Recommendation 3: Introduce Real-Time Spending Notifications
I recommended enabling push notifications for every transaction above a configurable threshold, with a summary notification for daily spending against user-set budgets. This addresses the visibility and trust gap identified in discovery, particularly among security-conscious users who are churning because they feel out of control of their finances through the app.
Recommendation 4: Build In-App Budgeting Tools (Phase 2)
I recommended deferring the budgeting feature to a second release, positioned as a competitive-parity initiative rather than a churn-stopping fix. It should be validated with a sample of target users before build, to ensure the feature design matches actual budgeting behaviour rather than assumed behaviour.
BA Artefacts Produced / Recommended
During this engagement I produced and recommended the following artefacts as inputs to the solution design phase:
- Stakeholder Register (completed, role-based)
- Power-Interest Matrix (completed)
- Stakeholder Communication Plan (completed)
- RACI Matrix: Discovery Phase (completed)
- Requirements Prioritization: Feature-to-Churn-Driver Mapping (completed)
- Performance Measurement Framework: Objectives, KPIs, Targets, CSFs (completed)
- User Story Map (recommended as next artefact for design phase)
- As-Is / To-Be Process Flows for Login and Navigation (recommended for handoff to UX/UI Design Lead)
- Business Requirements Document (recommended as output of requirements definition phase)
Engagement Outcome (Conclusion)
I established three things before any design work began: the real problem (a digital channel that had fallen behind customer expectations, not four isolated bugs), the roles that could authorize or derail the fix, and the numbers the entire engagement would be judged against ($2M revenue, 15% churn, 30% support cost reduction).
The next phase, requirements definition and solution design, inherited this foundation directly. I prioritized features against the churn drivers I identified here, and every stakeholder role already had a defined accountability before the design phase introduced its own set of decisions and deadlines.
The business value of this phase is easy to understate because it produced no shipped feature.
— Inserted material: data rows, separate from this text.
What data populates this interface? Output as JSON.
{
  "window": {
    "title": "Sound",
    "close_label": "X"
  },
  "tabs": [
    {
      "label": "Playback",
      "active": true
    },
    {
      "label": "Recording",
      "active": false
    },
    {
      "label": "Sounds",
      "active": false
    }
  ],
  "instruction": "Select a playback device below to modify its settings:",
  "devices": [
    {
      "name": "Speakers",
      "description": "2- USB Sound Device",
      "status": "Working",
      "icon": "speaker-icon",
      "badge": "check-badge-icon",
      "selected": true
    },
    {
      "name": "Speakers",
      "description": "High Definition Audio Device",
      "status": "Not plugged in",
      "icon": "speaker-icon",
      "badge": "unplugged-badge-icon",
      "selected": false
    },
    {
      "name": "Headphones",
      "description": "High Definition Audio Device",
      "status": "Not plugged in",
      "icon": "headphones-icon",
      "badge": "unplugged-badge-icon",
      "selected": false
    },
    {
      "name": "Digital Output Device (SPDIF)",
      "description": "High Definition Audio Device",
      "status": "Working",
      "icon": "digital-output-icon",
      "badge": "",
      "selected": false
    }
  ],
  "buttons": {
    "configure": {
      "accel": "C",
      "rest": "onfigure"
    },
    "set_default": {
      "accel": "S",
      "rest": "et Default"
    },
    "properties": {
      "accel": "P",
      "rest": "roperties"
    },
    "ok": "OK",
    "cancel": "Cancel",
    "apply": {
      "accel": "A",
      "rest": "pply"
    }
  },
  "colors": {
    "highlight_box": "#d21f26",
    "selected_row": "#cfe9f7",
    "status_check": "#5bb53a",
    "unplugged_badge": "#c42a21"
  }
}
Its real value was risk avoidance: without the stakeholder and governance groundwork I built here, the most likely outcome was a faster-login fix shipped without Compliance sign-off, requiring costly rework once flagged in audit, or a redesign that addressed visible symptoms while leaving the churn-driving root cause untouched.
By establishing governance, stakeholder alignment, and clear business priorities before solution design began, this engagement reduced delivery risk and positioned RevampBank to address the root causes of customer churn rather than simply responding to its symptoms.